The state of play: running the reserve trial
In an effort to tackle these challenges, Arenko and National Grid ESO launched a ‘first of its kind’ flexibility trial in May, designed to use batteries to meet the need for reserve and provide an alternative to CCGTs.
According to Hadland, the principle is simple. Batteries don’t have a need to be kept ‘on’ in the same way as CCGT – which must be to avoid high start-up costs – and that inherently makes them more competitive as well as being greener.
“The more difficult practical challenge was proving that batteries could be relied upon to provide sustained reserve,” he continued. “If we could prove this, then batteries could be legitimately planned and paid for ahead of time. This could increase effective competition for CCGTs, and in turn, help drive down emissions and balancing costs for the end consumer.”
The trial took advantage of Arenko’s 41MW Bloxwich battery – which it has subsequently sold to Gresham House although it continues to operate and optimise the asset – to provide reserve automatically when National Grid ESO calls on it.
There are four distinct ways in which this can go:
- State A: when the battery is completely empty, a 1 hour battery has approximately 1 hour and 10 minutes of negative reserve available at 41MW. If this isn’t used it will provide that same level of negative reserve indefinitely.
- State B: when the battery is completely full, generally an operator would aim to position the battery before it reached capacity, using state C.
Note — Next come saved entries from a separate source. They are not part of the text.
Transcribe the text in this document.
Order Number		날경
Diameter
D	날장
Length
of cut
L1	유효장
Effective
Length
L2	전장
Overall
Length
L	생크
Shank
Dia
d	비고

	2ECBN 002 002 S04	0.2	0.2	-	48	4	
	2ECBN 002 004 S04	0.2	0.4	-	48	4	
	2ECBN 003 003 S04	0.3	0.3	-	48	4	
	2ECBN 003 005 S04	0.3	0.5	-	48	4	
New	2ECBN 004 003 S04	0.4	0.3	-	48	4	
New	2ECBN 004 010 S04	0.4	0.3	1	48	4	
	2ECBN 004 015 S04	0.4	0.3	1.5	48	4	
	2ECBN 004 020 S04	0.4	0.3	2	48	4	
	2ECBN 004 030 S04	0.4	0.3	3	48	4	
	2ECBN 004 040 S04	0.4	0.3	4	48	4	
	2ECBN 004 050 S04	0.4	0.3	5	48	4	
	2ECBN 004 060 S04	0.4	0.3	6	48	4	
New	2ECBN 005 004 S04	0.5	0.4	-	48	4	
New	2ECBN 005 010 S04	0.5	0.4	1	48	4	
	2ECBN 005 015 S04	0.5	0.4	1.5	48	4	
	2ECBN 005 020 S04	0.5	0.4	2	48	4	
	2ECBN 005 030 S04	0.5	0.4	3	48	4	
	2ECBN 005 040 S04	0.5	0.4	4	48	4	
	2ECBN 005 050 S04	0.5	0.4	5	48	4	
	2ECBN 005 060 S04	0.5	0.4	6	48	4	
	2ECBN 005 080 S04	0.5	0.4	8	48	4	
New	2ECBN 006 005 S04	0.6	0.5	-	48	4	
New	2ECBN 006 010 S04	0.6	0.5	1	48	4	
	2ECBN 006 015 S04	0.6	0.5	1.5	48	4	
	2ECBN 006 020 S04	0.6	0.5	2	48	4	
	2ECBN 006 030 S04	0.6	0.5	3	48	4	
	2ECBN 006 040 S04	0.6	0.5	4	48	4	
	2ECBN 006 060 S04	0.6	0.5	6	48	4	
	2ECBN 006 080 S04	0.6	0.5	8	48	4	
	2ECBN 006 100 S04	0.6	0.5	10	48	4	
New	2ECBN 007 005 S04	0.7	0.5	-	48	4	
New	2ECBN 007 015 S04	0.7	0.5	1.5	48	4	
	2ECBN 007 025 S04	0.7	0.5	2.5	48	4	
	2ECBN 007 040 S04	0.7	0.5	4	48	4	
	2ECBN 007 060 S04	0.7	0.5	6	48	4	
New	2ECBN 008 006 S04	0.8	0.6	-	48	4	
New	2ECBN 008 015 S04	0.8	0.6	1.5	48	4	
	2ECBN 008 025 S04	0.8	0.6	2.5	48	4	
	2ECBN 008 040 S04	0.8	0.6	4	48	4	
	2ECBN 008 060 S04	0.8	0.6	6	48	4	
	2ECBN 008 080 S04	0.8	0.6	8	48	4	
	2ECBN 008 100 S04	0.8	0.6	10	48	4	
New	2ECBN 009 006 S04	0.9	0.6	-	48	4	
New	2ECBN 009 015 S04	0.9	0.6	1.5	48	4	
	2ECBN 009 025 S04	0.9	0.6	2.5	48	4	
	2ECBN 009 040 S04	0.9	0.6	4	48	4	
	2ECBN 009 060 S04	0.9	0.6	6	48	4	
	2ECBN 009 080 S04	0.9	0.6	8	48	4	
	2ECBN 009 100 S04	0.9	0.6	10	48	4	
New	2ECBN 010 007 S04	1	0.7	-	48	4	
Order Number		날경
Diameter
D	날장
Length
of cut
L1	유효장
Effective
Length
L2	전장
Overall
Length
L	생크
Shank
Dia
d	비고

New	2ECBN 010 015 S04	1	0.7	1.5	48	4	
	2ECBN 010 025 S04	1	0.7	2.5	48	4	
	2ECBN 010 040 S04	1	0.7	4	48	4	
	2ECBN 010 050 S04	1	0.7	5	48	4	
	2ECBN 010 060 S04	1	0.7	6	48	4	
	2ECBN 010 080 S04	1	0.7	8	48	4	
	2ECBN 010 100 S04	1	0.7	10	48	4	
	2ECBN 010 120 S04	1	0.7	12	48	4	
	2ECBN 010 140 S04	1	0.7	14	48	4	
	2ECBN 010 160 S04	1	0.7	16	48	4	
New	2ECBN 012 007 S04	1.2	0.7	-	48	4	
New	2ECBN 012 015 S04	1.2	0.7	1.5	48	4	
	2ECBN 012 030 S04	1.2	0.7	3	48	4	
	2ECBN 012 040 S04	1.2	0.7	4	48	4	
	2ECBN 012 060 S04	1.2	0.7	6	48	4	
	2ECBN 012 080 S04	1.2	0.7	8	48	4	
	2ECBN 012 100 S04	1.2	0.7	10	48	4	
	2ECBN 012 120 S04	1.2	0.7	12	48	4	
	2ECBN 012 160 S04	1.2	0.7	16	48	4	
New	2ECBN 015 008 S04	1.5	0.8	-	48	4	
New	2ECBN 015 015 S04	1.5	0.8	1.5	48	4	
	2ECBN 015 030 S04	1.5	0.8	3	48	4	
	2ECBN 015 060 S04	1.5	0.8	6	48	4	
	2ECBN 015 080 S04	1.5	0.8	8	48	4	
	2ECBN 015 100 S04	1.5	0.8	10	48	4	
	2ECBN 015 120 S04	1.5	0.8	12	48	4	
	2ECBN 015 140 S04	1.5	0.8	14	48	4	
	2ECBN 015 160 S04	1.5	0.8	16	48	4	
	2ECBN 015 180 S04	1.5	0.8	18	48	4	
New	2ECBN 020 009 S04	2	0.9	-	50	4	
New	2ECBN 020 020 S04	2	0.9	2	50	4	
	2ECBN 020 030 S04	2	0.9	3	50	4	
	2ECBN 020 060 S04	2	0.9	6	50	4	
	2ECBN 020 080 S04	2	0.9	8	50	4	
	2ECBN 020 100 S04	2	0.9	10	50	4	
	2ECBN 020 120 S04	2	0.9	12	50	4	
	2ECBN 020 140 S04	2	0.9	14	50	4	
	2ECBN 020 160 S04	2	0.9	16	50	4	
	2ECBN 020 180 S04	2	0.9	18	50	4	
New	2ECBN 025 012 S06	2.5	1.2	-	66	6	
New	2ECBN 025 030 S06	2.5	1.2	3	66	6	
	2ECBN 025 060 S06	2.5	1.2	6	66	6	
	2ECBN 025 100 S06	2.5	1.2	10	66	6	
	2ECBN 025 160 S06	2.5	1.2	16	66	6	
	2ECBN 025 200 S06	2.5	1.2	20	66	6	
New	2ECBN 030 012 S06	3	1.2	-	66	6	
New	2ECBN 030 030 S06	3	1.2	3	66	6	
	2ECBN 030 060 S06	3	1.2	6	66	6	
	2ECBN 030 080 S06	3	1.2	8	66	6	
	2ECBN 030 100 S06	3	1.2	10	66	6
- State C: when the battery is fully charged and discharging, and as such can still provide 41MW of negative reserve for an hour before returning to state A.
A Hadland explains: “These ‘states’ demonstrate sustained negative reserve, no matter the state of charge. However, in practice, the aim would be to move between these states and maintain the asset in the middle SOC range and to provide even more reserve as per State D.
“State D (Boost): Ahead of utilisation, ‘Positioning instructions’ can be used to effectively double our negative reserve during times of particularly high requirements (a 41MW discharge gives 82MW negative reserve). This can be over an hour, or for a short duration of a couple of minutes as the system needs it. To quote Laura Sandys – this would help us ‘manage the peak’ not simply ‘meet the peak’.”
Using a battery as such would mean National Grid ESO can plan the requirement of positive or negative reserve for specific times, and as such undercut the ‘positioning costs’ of CCGTs. To do so would provide dynamic reserve, and – Hadland argues – flip batteries duration weakness and turn it to a strength.
A cost-competitive CCGT alternative?
The trial – which has now undergone its second stage – has been hailed as a success by Arenko, delivering 1GWh in a week during its second stage. During a single morning, the battery provided 5.5 hours of power continuously from a 1-hour duration asset. Of this, 100% of the instructions sent to the batteries were dispatched currently, and autonomously.
Additionally it proved cost-effective across 106 hours out of 160 hours during normal market conditions, working out at the equivalent of £15/MWh.
With batteries already dominating the frequency markets, and the stability pathfinder, distributed black start, and reactive power tenders emerging in the UK this is “truly an exciting time for batteries” finished Hadland.
“What we need now is a level playing field and a clear price signal to help stimulate the much-anticipated investment in batteries, really scale the industry and offer further benefits to the ESO and consumers in the future.
“Initially, paying for and accessing reserve from batteries will provide a much more flexible and cost effective tool for the ESO to manage this increasing volatility. This trial is helping to open up the reserve market to increased competition. This will help batteries, especially longer duration batteries, to truly compete with CCGT commitments in the mid-merit of the electricity market.”
A third part of Arenko’s work with National Grid will start in September, bringing together more asset owners or software providers to test the scale of the technology.